“Yeah, I’ll get right on that.” I was almost to the top. All I had to do was pull myself to the other side and run for it. It would take him just as long to climb the wall, and by then, I’d be long gone. All I had to do was make it to a house or follow the road to town.
When I reached the top, I lowered myself to the other side and tried to climb down, but it was pitch dark and my fingers slipped. I fell until I hit the ground, and just as Cauldron warned, it was on a slope. My foot landed at an odd angle, and I clenched my teeth hard so no one would hear my scream.
Fuck, he was right. It was too dark to know if it was broken or just sprained.
Less than a minute later, he landed beside me, a flashlight between his teeth.

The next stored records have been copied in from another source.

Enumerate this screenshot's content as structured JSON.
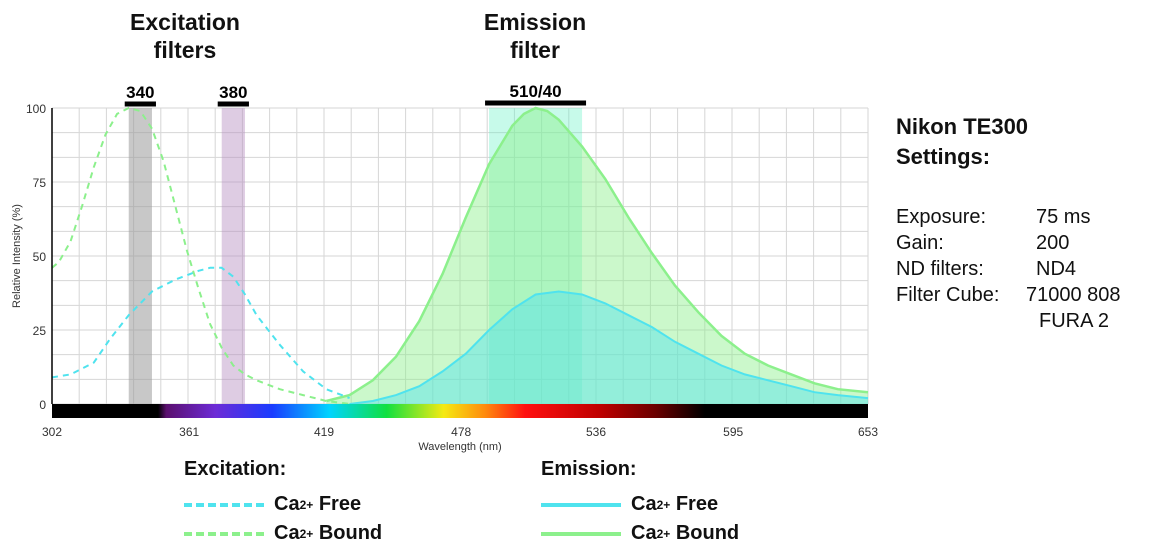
{
  "headers": {
    "excitation": [
      "Excitation",
      "filters"
    ],
    "emission": [
      "Emission",
      "filter"
    ]
  },
  "settings": {
    "title": [
      "Nikon TE300",
      "Settings:"
    ],
    "rows": [
      {
        "label": "Exposure:",
        "value": "75 ms"
      },
      {
        "label": "Gain:",
        "value": "200"
      },
      {
        "label": "ND filters:",
        "value": "ND4"
      },
      {
        "label": "Filter Cube:",
        "value": "71000 808"
      },
      {
        "label": "",
        "value": "FURA 2"
      }
    ]
  },
  "legend": {
    "excitation_title": "Excitation:",
    "emission_title": "Emission:",
    "free_label": "Free",
    "bound_label": "Bound",
    "ion": "Ca",
    "charge": "2+"
  },
  "colors": {
    "free": "#4fe3ee",
    "bound": "#8cf08c",
    "filter_340": "#9a9a9a",
    "filter_380": "#b58fc2",
    "filter_510": "#5ef0c4",
    "grid": "#d6d6d6"
  },
  "chart_data": {
    "type": "line",
    "xlabel": "Wavelength (nm)",
    "ylabel": "Relative Intensity (%)",
    "xlim": [
      302,
      653
    ],
    "ylim": [
      0,
      100
    ],
    "x_ticks": [
      302,
      361,
      419,
      478,
      536,
      595,
      653
    ],
    "y_ticks": [
      0,
      25,
      50,
      75,
      100
    ],
    "grid": true,
    "filters": [
      {
        "label": "340",
        "range": [
          335,
          345
        ],
        "type": "excitation"
      },
      {
        "label": "380",
        "range": [
          375,
          385
        ],
        "type": "excitation"
      },
      {
        "label": "510/40",
        "range": [
          490,
          530
        ],
        "type": "emission"
      }
    ],
    "series": [
      {
        "name": "Excitation Ca2+ Free",
        "style": "dashed",
        "fill": false,
        "x": [
          302,
          310,
          320,
          327,
          335,
          345,
          355,
          365,
          370,
          375,
          380,
          385,
          390,
          400,
          410,
          420,
          430
        ],
        "y": [
          9,
          10,
          14,
          22,
          30,
          38,
          42,
          45,
          46,
          46,
          43,
          37,
          30,
          20,
          11,
          5,
          2
        ]
      },
      {
        "name": "Excitation Ca2+ Bound",
        "style": "dashed",
        "fill": false,
        "x": [
          302,
          305,
          310,
          315,
          320,
          325,
          330,
          335,
          340,
          345,
          350,
          355,
          360,
          365,
          370,
          375,
          380,
          385,
          390,
          400,
          410,
          420,
          430
        ],
        "y": [
          46,
          48,
          55,
          67,
          80,
          91,
          98,
          100,
          99,
          93,
          82,
          67,
          52,
          39,
          27,
          19,
          13,
          10,
          8,
          5,
          3,
          1,
          0
        ]
      },
      {
        "name": "Emission Ca2+ Free",
        "style": "solid",
        "fill": true,
        "x": [
          430,
          440,
          450,
          460,
          470,
          480,
          490,
          500,
          510,
          520,
          530,
          540,
          550,
          560,
          570,
          580,
          590,
          600,
          610,
          620,
          630,
          640,
          653
        ],
        "y": [
          0,
          1,
          3,
          6,
          11,
          17,
          25,
          32,
          37,
          38,
          37,
          34,
          30,
          26,
          21,
          17,
          13,
          10,
          8,
          6,
          4,
          3,
          2
        ]
      },
      {
        "name": "Emission Ca2+ Bound",
        "style": "solid",
        "fill": true,
        "x": [
          420,
          430,
          440,
          450,
          460,
          470,
          480,
          490,
          500,
          505,
          510,
          515,
          520,
          530,
          540,
          550,
          560,
          570,
          580,
          590,
          600,
          610,
          620,
          630,
          640,
          653
        ],
        "y": [
          1,
          3,
          8,
          16,
          28,
          44,
          63,
          81,
          94,
          98,
          100,
          99,
          96,
          87,
          76,
          63,
          51,
          40,
          31,
          23,
          17,
          13,
          10,
          7,
          5,
          4
        ]
      }
    ]
  }
}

“What are you, a monkey?” I snapped. “You climb fast…”
He kneeled and pointed the flashlight at my foot. “What did I tell you? You’re lucky it’s not broken.”
“It’s not?” I asked, trying not to wince in pain. “It sure feels like it.”
“Here.” He handed me the flashlight.
“You’re going to throw me over your back and carry me?” I asked incredulously.
He scooped his arms underneath my body and lifted me to his chest. “Point the flashlight.”
“Where?”
“Ahead.”
I pointed the light along the wall.
In silence, he carried me, like he knew where he was going.
Defeated, I just sat there, my eyes down on my thighs in shame. This was the closest I’d come to escaping, and I screwed it up.
Moments later, he walked through an open gate onto the property.
“There’s a gate?” I climbed that wall for nothing?
The mattress was gone because his staff had already picked it up and carried it back into the house. The rope of bedsheets was crumpled on the ground from where he’d dropped it. His strong arms didn’t tremble as he carried me to the front doors. “Call for Roger. She needs a wrap for her ankle.”
“Roger?”
“He’s a doctor.”
“It doesn’t even hurt anymore. It’s probably fine.” When I tried to roll it, a burning pain shot up my leg and into my stomach, and for a brief moment, I thought I’d be sick. Okay…maybe it wasn’t fine.
When we entered my bedroom, the maids were still putting fresh sheets on the bed. Cauldron set me on the couch and lifted my injured leg to place it on the coffee table. An ice pack was handed to him, and he applied it to my leg.
I gave a visible wince.
“It’ll feel better once the swelling goes down.”
I couldn’t stop myself from breathing hard, but I hid all the other signs of pain. Refused to admit my escape plan was a big, fat mistake. If my ankle was sprained, it’d be several weeks before I could execute another plan.
Minutes later, some guy I assumed to be Roger appeared. He examined my ankle then opened his bag to pull out the materials to prepare a soft cast. “A mild sprain. Should be good as new if she stays off it for three weeks.”
“Three weeks?” I blurted. “I can’t wait three weeks. I’ve got too much shit to do.”
“Sounds like a vacation to me,” Cauldron said. “Not having to deal with you trying to escape all the time.” He said all that right in front of the doctor, basically admitted I was held there against my will, and neither one of them seemed to care.
What a fucked-up world I lived in.
Roger wrapped my foot and secured it in place. Crutches were retrieved and set against the armchair in front of the TV. Roger and the maids left, leaving Cauldron and me alone together.
I stared at my foot for a few seconds, hoping this was all just a really bad dream.
But it wasn’t.
“I’ll help you get undressed.”
“I don’t need your help, asshole.” I got to my feet. Well, I got to one of my feet. I hopped away and grabbed on to one of the wooden posts around the bed. I could get my jeans off just fine. Getting them back on would be the problem.
Cauldron walked around the living room and approached me, the scruff on his jawline thick because he’d skipped the shave for a couple of days. His sweatpants were low on his hips, the lines separating his chest and abs like they’d been carved with a knife. “Don’t blame me for this. You’re the one who decided to jump off the balcony.”
“I wouldn’t have to jump off the balcony if you’d just let me go, so I do blame you.”
With empty eyes, he regarded me with the chill of a winter storm. “I don’t want it to be this way.”
“Well, you know exactly how I wanted it to be before I found out you were a soulless psychopath.” When I remembered all the things I had said to him, practically begged him for something more, I felt such humiliation. When I imagined him reading all those thoughts I was only brave enough to admit in private, that feeling of humiliation increased tenfold. He could have chosen to preserve his relationship with me and forget about his brother if I were important enough—but I wasn’t.